O investimento contará com financiamento da linha Finame do BNDES – 80% do valor total, com amortização em dez anosPara ampliar sua participação no segmento de carga geral, a MRS Logística fechou neste mês encomenda de 218 vagões destinados a esse tipo de negócio. O contrato, de R$ 48,3 milhões, foi firmado com Maxion e Randon, duas grandes fabricantes de equipamentos ferroviários do país.
Eduardo Parente, presidente da MRS, disse que o objetivo da concessionária é duplicar o volume de carga geral transportado hoje. Segundo informou, esse tipo de carga responde por 20% a 25% do total que a empresa faz anualmente, prevista em 154 milhões de toneladas em 2011. O minério de ferro é o carro-chefe.
Os produtos que compõem a chamada carga geral são aço, celulose, cimento, ferro-gusa, sucata, contêineres, entre outros, além de grãos (soja e milho) e açúcar. Parente disse que desde o início da concessão, em 1996, a MRS quadruplicou o volume de carga geral. Embora a margem de ganho seja “muito apertada”, o executivo observou que a empresa fez acordos de longo prazo com seus principais clientes, com condições vantajosas, o que justificou fazer esse investimento.

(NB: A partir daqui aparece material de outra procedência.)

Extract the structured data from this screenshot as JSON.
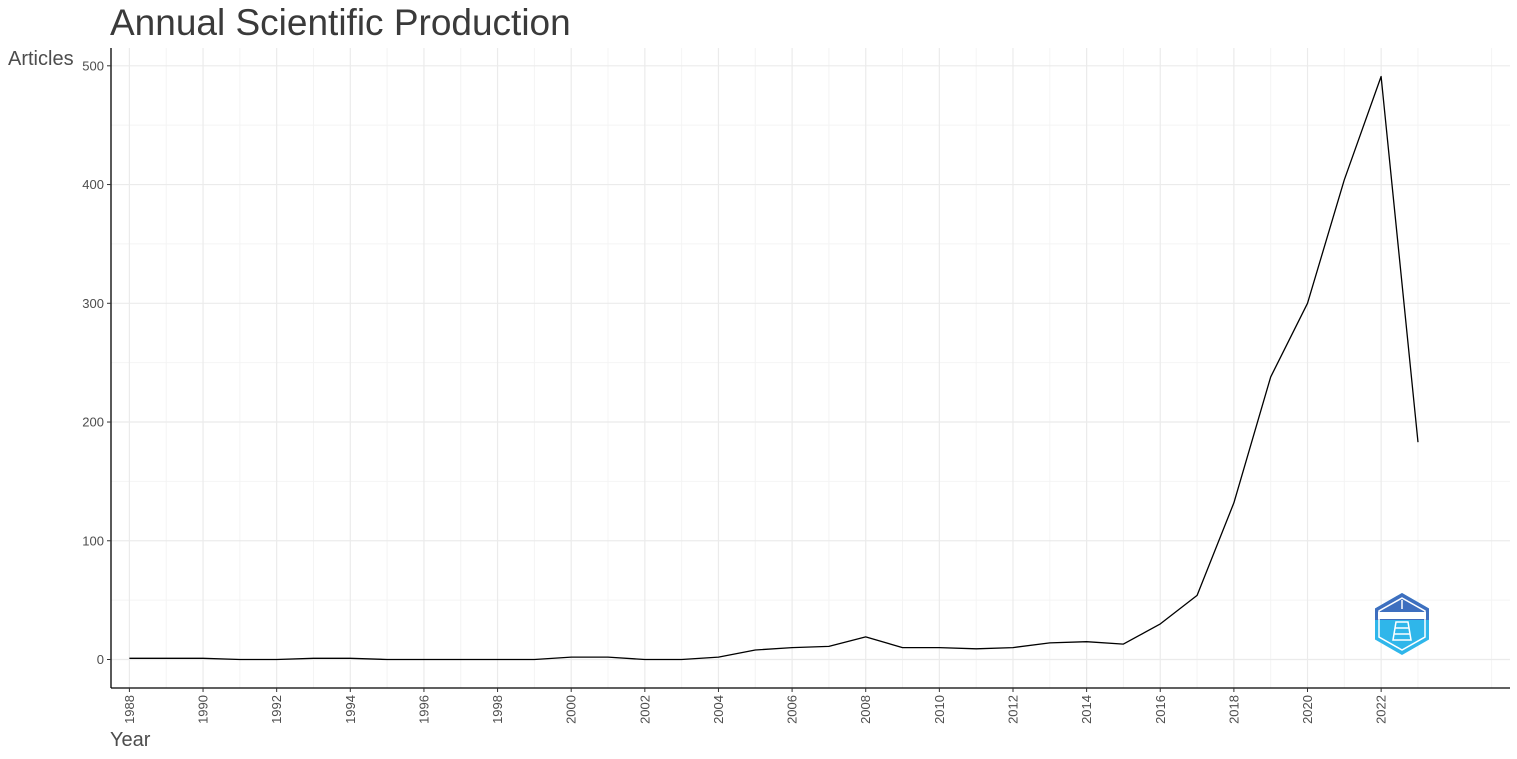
{
  "chart_data": {
    "type": "line",
    "title": "Annual Scientific Production",
    "xlabel": "Year",
    "ylabel": "Articles",
    "xlim": [
      1987.5,
      2025.5
    ],
    "ylim": [
      -24,
      515
    ],
    "x_ticks": [
      1988,
      1990,
      1992,
      1994,
      1996,
      1998,
      2000,
      2002,
      2004,
      2006,
      2008,
      2010,
      2012,
      2014,
      2016,
      2018,
      2020,
      2022
    ],
    "y_ticks": [
      0,
      100,
      200,
      300,
      400,
      500
    ],
    "grid": true,
    "x": [
      1988,
      1989,
      1990,
      1991,
      1992,
      1993,
      1994,
      1995,
      1996,
      1997,
      1998,
      1999,
      2000,
      2001,
      2002,
      2003,
      2004,
      2005,
      2006,
      2007,
      2008,
      2009,
      2010,
      2011,
      2012,
      2013,
      2014,
      2015,
      2016,
      2017,
      2018,
      2019,
      2020,
      2021,
      2022,
      2023
    ],
    "values": [
      1,
      1,
      1,
      0,
      0,
      1,
      1,
      0,
      0,
      0,
      0,
      0,
      2,
      2,
      0,
      0,
      2,
      8,
      10,
      11,
      19,
      10,
      10,
      9,
      10,
      14,
      15,
      13,
      30,
      54,
      132,
      238,
      300,
      404,
      491,
      183
    ],
    "line_color": "#000000",
    "logo": "bibliometrix-logo"
  }
}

A MRS é controlada por Cia. Siderúrgica nacional (CSN), Usiminas, Gerdau (três grandes fabricantes de aços planos e longos no país) e pela Vale (maior produtora brasileira de minério de ferro).
A encomenda elevará em 15% a frota de vagões hoje dedicada ao transporte de produtos siderúrgicos. Os novos vagões para essa carga, informou Parente, vão trazer maior ganho de escala e desempenho, pois terão capacidade de até 98 TUs (toneladas úteis) de carga. Os atuais são de 70 TUs. “Como rodam menos por mês, em relação aos de minério de ferro, os novos vagos terão maior produtividade”, disse. Neste ano, a previsão é carregar 6 milhões de toneladas de aço.

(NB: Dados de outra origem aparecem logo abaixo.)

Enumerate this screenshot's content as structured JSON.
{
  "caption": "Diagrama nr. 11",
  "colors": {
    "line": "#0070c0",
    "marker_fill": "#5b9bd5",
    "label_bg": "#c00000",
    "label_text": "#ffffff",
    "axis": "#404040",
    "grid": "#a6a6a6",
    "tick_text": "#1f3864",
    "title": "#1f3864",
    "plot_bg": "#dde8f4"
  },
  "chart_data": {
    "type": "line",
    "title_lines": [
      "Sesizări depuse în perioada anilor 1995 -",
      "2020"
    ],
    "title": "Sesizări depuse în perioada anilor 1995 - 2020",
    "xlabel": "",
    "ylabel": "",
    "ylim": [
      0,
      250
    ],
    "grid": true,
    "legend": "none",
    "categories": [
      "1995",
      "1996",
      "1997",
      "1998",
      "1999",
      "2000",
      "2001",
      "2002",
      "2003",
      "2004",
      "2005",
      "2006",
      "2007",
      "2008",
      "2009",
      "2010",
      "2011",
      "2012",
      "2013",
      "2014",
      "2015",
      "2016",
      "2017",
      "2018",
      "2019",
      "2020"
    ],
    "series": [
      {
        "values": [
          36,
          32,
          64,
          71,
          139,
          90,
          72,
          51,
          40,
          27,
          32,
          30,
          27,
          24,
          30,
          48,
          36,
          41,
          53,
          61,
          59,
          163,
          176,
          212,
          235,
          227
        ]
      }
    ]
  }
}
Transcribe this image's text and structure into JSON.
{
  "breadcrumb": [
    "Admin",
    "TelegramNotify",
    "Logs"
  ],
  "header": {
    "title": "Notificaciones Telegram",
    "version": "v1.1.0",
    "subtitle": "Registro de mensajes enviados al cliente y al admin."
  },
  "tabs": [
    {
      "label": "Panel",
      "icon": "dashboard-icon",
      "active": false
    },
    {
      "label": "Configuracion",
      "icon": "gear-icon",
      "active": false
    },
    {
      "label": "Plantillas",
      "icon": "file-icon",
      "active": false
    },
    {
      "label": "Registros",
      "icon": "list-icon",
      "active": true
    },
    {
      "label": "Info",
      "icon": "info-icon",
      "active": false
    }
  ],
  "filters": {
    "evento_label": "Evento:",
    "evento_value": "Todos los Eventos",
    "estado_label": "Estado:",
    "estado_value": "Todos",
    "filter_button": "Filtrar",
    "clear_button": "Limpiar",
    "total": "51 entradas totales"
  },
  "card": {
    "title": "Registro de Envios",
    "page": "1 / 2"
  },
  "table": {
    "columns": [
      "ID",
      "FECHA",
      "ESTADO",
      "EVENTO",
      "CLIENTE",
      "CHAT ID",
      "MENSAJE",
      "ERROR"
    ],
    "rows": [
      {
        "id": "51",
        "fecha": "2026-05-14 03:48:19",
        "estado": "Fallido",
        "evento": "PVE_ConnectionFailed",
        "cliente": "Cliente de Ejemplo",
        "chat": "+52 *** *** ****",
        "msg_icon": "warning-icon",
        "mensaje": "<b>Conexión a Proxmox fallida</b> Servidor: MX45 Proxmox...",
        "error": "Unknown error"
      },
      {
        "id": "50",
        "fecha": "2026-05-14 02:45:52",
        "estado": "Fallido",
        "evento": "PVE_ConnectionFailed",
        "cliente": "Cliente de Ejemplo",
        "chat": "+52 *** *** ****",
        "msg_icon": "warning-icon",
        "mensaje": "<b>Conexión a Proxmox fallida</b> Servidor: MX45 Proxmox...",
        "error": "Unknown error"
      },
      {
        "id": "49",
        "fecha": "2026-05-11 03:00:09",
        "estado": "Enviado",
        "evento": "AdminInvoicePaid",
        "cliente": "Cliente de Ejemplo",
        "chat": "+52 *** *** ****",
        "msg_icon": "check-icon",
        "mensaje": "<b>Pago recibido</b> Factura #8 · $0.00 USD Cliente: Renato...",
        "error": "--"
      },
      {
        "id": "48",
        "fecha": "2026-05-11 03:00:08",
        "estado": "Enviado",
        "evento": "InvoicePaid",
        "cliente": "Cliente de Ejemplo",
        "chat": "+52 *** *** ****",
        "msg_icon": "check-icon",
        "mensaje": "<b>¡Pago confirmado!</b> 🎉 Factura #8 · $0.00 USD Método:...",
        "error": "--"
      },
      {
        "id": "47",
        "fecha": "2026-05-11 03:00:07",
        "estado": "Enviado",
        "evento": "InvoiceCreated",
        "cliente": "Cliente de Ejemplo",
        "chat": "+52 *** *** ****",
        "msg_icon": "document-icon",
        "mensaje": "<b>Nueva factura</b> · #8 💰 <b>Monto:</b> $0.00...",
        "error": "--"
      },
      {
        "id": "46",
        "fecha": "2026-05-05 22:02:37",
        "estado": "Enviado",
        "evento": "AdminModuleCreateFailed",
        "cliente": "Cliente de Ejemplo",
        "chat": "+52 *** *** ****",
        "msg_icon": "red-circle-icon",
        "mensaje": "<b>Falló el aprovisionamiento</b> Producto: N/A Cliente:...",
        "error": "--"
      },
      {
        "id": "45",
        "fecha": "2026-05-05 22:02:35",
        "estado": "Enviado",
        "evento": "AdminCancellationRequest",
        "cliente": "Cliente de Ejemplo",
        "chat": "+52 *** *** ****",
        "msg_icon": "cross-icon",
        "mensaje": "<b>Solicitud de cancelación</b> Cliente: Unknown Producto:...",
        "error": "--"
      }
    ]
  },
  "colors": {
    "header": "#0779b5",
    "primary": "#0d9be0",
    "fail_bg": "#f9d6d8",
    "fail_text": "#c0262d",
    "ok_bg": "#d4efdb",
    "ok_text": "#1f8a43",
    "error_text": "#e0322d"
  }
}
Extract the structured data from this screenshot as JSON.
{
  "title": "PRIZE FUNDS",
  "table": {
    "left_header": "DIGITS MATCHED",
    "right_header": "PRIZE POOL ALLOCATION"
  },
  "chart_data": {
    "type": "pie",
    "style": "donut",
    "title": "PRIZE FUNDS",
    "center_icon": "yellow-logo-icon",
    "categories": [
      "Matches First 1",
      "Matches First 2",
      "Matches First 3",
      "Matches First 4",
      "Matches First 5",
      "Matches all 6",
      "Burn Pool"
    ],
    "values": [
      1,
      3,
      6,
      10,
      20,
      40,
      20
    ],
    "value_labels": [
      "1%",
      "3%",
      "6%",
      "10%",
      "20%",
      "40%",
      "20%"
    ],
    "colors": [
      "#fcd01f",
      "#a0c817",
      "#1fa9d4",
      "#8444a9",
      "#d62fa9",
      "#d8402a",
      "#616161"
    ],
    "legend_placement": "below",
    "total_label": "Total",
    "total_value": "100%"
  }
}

Com isso, informou o executivo, a MRS estará apta a atender o crescimento previsto de 12% na demanda de produtos siderúrgicos no próximo comparado à de 2011. Ao mesmo tempo, a empresa está investindo em uma rede de terminais de contêineres em São Paulo em parceria com a Contrail / EDLP para capturar 1,2 milhão de contêineres que se destinam ao porto de Santos por ano.
O investimento contará com financiamento da linha Finame do BNDES – 80% do valor total, com amortização em dez anos. O cronograma de entrega dos vagões prevê 68 unidades em dezembro e 150 em janeiro e fevereiro.